The U.S. Supreme Court said Friday it would hear the appeal of Atlantic Coast Pipeline owners and the Trump administration over the rejection of a permit that would allow the natural gas line to cross the Appalachian Trail.
A U.S. Appeals Court threw out a U.S. Forestry Service permit last year allowing the pipeline to cross the wilderness trail, ruling that the Forest Service did not have the authority to grant the rights-of-way.
Lawsuits have stalled construction on the controversial 600-mile natural gas pipeline planned to run from West Virginia to North Carolina.
A spokesman for the pipeline project said in an email that the Supreme Court’s decision to hear the case is encouraging.
“We are confident in our arguments, and those of the Solicitor General, and are hopeful the Supreme Court will overturn the Fourth Circuit’s decision and uphold the longstanding precedent allowing pipeline crossings of the Appalachian Trail,” Atlantic Coast Pipeline spokesman Aaron Ruby said in an emailed statement.
A ruling for the pipeline will allow construction to resume by late summer next year and finish by late 2021, the email said.

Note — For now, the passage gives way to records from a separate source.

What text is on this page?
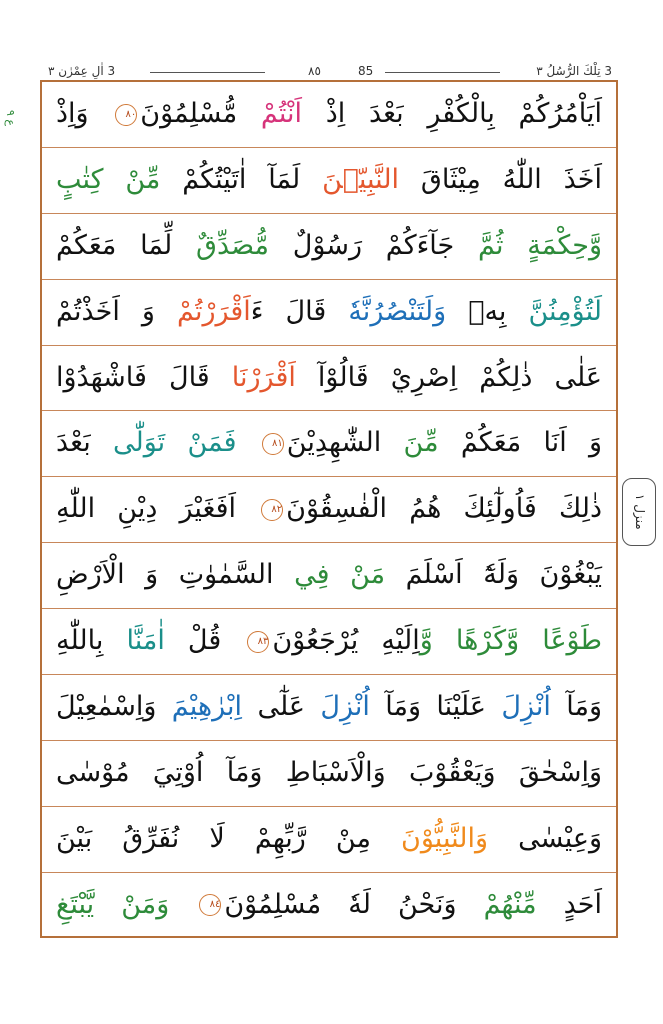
3 تِلْكَ الرُّسُلُ ٣
85
٨٥
3 اٰلِ عِمْرٰن ٣
ع ۹	اَيَاْمُرُكُمْ بِالْكُفْرِ بَعْدَ اِذْ اَنْتُمْ مُّسْلِمُوْنَ٨٠ وَاِذْ
اَخَذَ اللّٰهُ مِيْثَاقَ النَّبِيّٖنَ لَمَآ اٰتَيْتُكُمْ مِّنْ كِتٰبٍ
وَّحِكْمَةٍ ثُمَّ جَآءَكُمْ رَسُوْلٌ مُّصَدِّقٌ لِّمَا مَعَكُمْ
لَتُؤْمِنُنَّ بِهٖ وَلَتَنْصُرُنَّهٗ قَالَ ءَاَقْرَرْتُمْ وَ اَخَذْتُمْ
عَلٰى ذٰلِكُمْ اِصْرِيْ قَالُوْآ اَقْرَرْنَا قَالَ فَاشْهَدُوْا
وَ اَنَا مَعَكُمْ مِّنَ الشّٰهِدِيْنَ٨١ فَمَنْ تَوَلّٰى بَعْدَ
ذٰلِكَ فَاُولٰٓئِكَ هُمُ الْفٰسِقُوْنَ٨٢ اَفَغَيْرَ دِيْنِ اللّٰهِ
يَبْغُوْنَ وَلَهٗٓ اَسْلَمَ مَنْ فِي السَّمٰوٰتِ وَ الْاَرْضِ
طَوْعًا وَّكَرْهًا وَّاِلَيْهِ يُرْجَعُوْنَ٨٣ قُلْ اٰمَنَّا بِاللّٰهِ
وَمَآ اُنْزِلَ عَلَيْنَا وَمَآ اُنْزِلَ عَلٰٓى اِبْرٰهِيْمَ وَاِسْمٰعِيْلَ
وَاِسْحٰقَ وَيَعْقُوْبَ وَالْاَسْبَاطِ وَمَآ اُوْتِيَ مُوْسٰى
وَعِيْسٰى وَالنَّبِيُّوْنَ مِنْ رَّبِّهِمْ لَا نُفَرِّقُ بَيْنَ
اَحَدٍ مِّنْهُمْ وَنَحْنُ لَهٗ مُسْلِمُوْنَ٨٤ وَمَنْ يَّبْتَغِ
منزل ١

The Sierra Club and the Southern Environmental Law Center, which represented environmental groups in the case, said in a statement they will defend the Appeals Court decision.
“The Atlantic Coast Pipeline is a dangerous, costly and unnecessary project, and we won’t stand by while Duke and Dominion Energy try to force it on our public lands, threatening people’s health, endangered species, iconic landscapes and clean water along the way,” their statement said.
Piedmont Natural Gas and Southern Company Gas are also partners in the pipeline project.
Pipeline opponents in North Carolina have pressured Gov. Roy Cooper’s administration to revoke a permit issued by the state Department of Environmental Quality last year, The News & Observer reported.